Drop-front secretary (secrétaire à abattant or secrétaire en armoire)

Maker: Guillaume Benneman (active 1785, died 1811)

Modeler: Mounts modeled by Louis Simon Boizot (French, Paris 1743–1809 Paris)

Modeler: and Martin, possibly Gilles-François Martin (ca. 1713–1795)

Maker: and Michaud

Maker: Probably cast by Étienne-Jean Forestier (died 1768, master 1764)

Maker: Pierre-Auguste Forestier

Maker: Chased by Pierre Philippe Thomire (French, Paris 1751–1843 Paris)

Maker: and Bardin

Maker: and Tournay and others

Maker: Gilded by Galle

Factory director: Under the direction of Jean Hauré (born 1739, active 1774–after 1796)

Date: 1786–87

Culture: French, Paris

Medium: Oak veneered with tulipwood, kingwood, holly partly stained green, ebony, and mahogany; brèche d'Alep marble (not original); modern leather; gilt-bronze mounts

Dimensions: H. 63-1/2 x W. 32 x D. 15 in. (161.3 x 81.3 x 38.1 cm)

Classification: Woodwork-Furniture

Credit Line: Gift of Mr. and Mrs.
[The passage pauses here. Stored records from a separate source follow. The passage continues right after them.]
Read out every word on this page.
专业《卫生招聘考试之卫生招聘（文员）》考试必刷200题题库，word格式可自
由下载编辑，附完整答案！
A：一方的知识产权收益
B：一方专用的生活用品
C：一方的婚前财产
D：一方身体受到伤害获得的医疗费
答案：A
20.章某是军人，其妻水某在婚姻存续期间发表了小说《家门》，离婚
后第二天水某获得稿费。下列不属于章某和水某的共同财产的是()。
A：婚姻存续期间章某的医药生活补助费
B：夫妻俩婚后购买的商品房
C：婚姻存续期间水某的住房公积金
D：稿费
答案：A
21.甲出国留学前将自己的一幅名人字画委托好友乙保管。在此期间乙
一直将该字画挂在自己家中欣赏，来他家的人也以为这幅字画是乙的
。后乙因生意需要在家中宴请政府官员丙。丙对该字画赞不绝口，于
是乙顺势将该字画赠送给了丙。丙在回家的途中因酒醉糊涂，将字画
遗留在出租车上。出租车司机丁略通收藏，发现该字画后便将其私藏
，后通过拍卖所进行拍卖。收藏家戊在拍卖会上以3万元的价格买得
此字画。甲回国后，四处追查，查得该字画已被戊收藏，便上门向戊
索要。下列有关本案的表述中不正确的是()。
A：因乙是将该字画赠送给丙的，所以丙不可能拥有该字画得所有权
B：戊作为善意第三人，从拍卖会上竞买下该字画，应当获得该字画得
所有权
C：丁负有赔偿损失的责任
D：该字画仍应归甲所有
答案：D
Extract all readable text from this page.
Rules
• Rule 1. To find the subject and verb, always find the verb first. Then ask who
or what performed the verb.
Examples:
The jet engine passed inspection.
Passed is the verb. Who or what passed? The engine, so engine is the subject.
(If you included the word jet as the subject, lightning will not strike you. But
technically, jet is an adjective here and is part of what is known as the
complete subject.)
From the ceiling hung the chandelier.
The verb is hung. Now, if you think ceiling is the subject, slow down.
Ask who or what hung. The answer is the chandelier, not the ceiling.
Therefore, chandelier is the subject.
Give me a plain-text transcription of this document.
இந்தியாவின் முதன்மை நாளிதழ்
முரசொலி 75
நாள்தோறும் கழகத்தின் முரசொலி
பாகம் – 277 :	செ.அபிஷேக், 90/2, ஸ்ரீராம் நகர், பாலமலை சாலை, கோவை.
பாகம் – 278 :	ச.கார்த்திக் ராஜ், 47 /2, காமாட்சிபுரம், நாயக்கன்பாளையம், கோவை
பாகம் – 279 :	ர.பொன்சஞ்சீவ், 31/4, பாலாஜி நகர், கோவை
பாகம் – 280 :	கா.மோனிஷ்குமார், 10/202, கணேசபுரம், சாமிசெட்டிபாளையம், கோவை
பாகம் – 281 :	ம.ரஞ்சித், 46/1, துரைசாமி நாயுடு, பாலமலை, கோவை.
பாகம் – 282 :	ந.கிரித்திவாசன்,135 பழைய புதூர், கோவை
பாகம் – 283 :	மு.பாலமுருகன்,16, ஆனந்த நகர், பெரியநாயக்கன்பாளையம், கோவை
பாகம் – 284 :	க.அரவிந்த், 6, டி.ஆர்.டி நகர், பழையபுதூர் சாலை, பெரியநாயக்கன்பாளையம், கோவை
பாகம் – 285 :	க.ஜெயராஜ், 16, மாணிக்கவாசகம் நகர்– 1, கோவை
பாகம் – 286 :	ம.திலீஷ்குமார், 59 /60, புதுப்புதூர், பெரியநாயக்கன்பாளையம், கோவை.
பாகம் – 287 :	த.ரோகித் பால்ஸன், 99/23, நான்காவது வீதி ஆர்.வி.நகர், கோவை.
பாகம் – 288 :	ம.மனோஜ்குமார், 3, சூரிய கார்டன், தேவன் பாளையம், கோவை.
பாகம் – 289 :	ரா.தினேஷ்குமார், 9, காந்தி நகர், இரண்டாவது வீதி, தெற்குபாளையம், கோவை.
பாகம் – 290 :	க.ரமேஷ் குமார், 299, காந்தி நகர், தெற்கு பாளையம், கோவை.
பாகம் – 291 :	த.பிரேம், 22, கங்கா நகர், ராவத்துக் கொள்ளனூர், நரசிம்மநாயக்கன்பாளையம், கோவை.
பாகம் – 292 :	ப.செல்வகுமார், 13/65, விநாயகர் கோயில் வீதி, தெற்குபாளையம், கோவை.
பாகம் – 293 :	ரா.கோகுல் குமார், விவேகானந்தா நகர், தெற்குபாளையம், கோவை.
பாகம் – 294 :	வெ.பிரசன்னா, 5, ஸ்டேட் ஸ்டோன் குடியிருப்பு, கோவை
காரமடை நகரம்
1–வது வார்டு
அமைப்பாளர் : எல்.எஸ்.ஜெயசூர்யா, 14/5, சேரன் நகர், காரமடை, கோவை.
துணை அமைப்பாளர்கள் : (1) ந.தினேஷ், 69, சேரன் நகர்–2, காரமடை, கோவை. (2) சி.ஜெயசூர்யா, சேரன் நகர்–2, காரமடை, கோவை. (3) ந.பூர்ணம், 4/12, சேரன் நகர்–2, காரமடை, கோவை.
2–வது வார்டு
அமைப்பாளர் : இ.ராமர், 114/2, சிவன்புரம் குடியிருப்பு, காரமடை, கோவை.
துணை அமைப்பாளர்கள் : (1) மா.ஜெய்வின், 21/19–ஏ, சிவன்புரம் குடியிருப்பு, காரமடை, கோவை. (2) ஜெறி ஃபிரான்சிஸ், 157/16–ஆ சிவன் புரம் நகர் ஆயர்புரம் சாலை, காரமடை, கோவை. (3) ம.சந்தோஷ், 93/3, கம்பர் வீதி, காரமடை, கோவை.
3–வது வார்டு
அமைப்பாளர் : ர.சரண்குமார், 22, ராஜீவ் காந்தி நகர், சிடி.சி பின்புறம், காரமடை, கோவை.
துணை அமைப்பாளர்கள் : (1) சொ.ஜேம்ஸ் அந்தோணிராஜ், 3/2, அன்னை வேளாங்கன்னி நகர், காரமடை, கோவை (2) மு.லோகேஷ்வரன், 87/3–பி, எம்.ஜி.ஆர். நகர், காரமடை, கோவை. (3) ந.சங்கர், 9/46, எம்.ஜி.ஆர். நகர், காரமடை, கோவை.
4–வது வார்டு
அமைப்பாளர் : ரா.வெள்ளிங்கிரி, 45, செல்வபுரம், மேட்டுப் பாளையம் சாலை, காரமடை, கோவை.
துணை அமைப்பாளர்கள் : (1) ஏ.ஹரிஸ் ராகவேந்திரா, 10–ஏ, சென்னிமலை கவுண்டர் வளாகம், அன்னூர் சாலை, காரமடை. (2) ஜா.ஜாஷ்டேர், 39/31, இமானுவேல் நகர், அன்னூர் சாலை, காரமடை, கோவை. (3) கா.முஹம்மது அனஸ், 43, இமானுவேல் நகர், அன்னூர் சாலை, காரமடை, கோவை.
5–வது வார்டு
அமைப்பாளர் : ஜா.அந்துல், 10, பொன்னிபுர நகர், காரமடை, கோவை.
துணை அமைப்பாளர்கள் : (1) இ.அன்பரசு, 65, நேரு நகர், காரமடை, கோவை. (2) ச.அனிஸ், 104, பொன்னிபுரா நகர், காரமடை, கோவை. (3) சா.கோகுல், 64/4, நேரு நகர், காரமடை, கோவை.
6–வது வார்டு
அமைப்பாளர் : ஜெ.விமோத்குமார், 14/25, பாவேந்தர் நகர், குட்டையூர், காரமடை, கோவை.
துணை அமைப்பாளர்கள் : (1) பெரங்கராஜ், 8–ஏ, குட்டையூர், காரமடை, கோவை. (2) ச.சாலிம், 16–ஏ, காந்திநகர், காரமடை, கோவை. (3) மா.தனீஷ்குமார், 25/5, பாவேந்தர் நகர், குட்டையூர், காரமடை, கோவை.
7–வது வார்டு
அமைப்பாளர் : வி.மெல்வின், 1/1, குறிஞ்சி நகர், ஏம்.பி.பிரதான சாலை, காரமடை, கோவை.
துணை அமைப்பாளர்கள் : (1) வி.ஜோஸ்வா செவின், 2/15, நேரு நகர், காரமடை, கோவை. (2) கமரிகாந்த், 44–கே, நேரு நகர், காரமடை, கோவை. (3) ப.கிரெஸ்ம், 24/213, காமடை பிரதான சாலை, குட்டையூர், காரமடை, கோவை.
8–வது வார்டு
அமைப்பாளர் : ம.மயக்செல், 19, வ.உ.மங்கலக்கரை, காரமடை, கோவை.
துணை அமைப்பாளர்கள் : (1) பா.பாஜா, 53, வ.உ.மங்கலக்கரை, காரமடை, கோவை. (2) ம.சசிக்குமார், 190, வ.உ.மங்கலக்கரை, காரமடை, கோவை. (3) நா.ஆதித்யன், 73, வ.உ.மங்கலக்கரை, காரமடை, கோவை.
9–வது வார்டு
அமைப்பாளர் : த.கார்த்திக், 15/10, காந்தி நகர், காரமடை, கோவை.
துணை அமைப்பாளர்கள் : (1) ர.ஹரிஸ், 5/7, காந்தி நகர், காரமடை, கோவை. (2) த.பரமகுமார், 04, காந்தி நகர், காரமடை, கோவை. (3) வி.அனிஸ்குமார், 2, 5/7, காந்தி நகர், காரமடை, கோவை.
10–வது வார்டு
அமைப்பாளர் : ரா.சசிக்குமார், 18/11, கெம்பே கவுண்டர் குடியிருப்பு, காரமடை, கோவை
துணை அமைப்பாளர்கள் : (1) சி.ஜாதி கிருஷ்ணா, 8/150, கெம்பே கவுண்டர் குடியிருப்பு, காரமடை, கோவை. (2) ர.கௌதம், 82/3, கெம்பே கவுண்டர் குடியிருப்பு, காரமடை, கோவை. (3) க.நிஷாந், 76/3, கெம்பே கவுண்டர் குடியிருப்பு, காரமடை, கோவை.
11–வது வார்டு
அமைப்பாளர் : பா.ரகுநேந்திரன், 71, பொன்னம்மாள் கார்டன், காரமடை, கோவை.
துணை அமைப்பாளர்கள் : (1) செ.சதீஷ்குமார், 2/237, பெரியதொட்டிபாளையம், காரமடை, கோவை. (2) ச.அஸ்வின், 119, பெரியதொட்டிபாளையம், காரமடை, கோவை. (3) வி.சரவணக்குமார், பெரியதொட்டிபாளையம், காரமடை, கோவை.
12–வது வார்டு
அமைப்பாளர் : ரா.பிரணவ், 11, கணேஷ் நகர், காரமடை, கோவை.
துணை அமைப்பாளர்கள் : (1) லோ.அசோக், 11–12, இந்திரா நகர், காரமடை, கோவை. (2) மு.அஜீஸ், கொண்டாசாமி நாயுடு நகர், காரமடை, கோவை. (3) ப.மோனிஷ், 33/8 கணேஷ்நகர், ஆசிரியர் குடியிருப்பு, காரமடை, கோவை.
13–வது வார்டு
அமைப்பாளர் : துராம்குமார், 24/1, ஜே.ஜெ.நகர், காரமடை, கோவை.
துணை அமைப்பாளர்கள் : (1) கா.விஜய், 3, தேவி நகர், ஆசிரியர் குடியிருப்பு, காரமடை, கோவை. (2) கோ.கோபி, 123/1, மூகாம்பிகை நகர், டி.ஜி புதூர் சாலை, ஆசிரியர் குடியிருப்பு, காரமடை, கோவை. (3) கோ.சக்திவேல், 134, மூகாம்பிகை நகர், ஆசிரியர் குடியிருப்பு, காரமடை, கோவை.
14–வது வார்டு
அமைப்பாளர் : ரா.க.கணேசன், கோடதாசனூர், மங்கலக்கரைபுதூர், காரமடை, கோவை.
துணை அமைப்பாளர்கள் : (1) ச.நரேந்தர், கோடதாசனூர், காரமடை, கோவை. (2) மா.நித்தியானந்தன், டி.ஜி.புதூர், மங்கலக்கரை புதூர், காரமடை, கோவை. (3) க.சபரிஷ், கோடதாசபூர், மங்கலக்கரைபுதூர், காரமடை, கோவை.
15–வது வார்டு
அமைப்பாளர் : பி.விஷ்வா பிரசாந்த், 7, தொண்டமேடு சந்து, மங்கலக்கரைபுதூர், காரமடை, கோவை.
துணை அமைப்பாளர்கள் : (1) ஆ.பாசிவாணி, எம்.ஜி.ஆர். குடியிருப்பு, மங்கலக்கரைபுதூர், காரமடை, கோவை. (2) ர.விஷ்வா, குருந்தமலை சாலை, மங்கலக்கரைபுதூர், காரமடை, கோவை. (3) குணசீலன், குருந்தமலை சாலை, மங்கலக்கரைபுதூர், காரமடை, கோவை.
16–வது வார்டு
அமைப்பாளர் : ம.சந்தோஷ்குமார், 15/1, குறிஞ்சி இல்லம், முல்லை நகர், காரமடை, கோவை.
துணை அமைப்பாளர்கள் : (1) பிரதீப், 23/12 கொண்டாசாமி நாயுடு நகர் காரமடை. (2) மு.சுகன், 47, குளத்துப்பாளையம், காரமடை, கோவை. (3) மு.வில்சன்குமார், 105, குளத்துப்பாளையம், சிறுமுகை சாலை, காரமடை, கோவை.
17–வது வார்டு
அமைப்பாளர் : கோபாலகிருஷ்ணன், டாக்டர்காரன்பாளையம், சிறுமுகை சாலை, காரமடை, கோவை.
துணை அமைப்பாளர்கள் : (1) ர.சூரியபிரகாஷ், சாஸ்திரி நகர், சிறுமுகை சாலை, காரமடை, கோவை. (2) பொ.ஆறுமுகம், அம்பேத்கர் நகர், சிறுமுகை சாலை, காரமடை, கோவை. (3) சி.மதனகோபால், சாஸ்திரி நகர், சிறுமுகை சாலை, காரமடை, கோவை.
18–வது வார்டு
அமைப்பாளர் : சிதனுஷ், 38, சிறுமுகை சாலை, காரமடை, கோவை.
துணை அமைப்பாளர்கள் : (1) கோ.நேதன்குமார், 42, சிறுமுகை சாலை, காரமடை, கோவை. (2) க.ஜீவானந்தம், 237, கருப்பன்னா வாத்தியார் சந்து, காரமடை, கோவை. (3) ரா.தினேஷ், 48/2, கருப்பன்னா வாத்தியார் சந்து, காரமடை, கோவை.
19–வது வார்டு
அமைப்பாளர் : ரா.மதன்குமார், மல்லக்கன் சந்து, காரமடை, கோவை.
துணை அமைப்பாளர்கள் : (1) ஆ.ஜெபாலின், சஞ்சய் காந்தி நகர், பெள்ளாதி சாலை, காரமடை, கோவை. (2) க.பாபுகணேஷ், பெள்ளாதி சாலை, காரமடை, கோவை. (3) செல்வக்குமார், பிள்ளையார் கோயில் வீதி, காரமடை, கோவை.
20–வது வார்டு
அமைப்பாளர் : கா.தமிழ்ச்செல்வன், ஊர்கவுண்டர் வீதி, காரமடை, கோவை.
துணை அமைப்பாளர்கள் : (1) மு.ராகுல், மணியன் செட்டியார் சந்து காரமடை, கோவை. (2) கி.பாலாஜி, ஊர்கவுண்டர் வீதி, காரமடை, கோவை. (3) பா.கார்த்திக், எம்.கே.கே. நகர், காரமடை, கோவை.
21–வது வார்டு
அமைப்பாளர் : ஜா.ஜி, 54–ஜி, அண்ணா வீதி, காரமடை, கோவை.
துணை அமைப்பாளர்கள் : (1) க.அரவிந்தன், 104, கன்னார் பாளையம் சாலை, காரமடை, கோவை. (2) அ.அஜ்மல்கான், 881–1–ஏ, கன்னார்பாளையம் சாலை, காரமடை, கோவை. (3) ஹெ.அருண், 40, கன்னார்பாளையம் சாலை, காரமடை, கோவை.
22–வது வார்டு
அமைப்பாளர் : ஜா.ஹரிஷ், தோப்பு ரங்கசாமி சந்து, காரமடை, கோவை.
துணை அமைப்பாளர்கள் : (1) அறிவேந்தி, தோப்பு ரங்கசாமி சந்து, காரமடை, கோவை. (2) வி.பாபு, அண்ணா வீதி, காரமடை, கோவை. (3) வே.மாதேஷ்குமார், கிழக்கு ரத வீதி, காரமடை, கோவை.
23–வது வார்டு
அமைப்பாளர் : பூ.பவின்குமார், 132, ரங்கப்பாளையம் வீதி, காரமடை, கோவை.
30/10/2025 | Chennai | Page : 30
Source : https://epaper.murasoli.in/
Charles Wrightsman, 1971

Accession Number: 1971.206.17

Description

This unusually well documented secretary—known as a secrétaire en armoire because the section below the drop front, or abattant, is fitted as a cupboard (armoire)—beautifully illustrates the collaborative nature of high-quality furniture production in eighteenth-century France. Because of strict guild regulations that enforced high standards of workmanship and stimulated a high degree of specialization, many different artists were involved in its creation. Intended for Louis XVI’s study at the Château de Compiègne, a palatial hunting lodge fifty miles northeast of Paris, this piece was ordered to match an existing commode made by Gilles Joubert for Louis XV in 1770. Jean Hauré (b. 1739), a sculptor and entrepreneur des meubles to the court, supervised the work and engaged the German-born Guillaume Benneman, who had been named king’s cabinetmaker in 1785, to execute the frame and the marquetry. The curvilinear latticework pattern of the marquetry was originally enriched with small gilded rosettes.

The gilt-bronze mounts went through the hands of many different artists and craftsmen (listed above) during successive modeling, casting, chasing, burnishing, and mercury-gilding procedures. Jean-Pierre Lanfant supplied the original top of dark red Italian griotte marble, which has since been replaced. The detailed receipts for the work also record payments for leather to cover the writing surface and for the gilt tooling of its edges, as well as for the services of a locksmith. Although this secretary was supposed to match a nearly twenty-year-old commode, the mounts, especially the large caryatids—veritable sculptures in their own right—and the interior—veneered with mahogany—are expressions of the latest Neoclassical taste.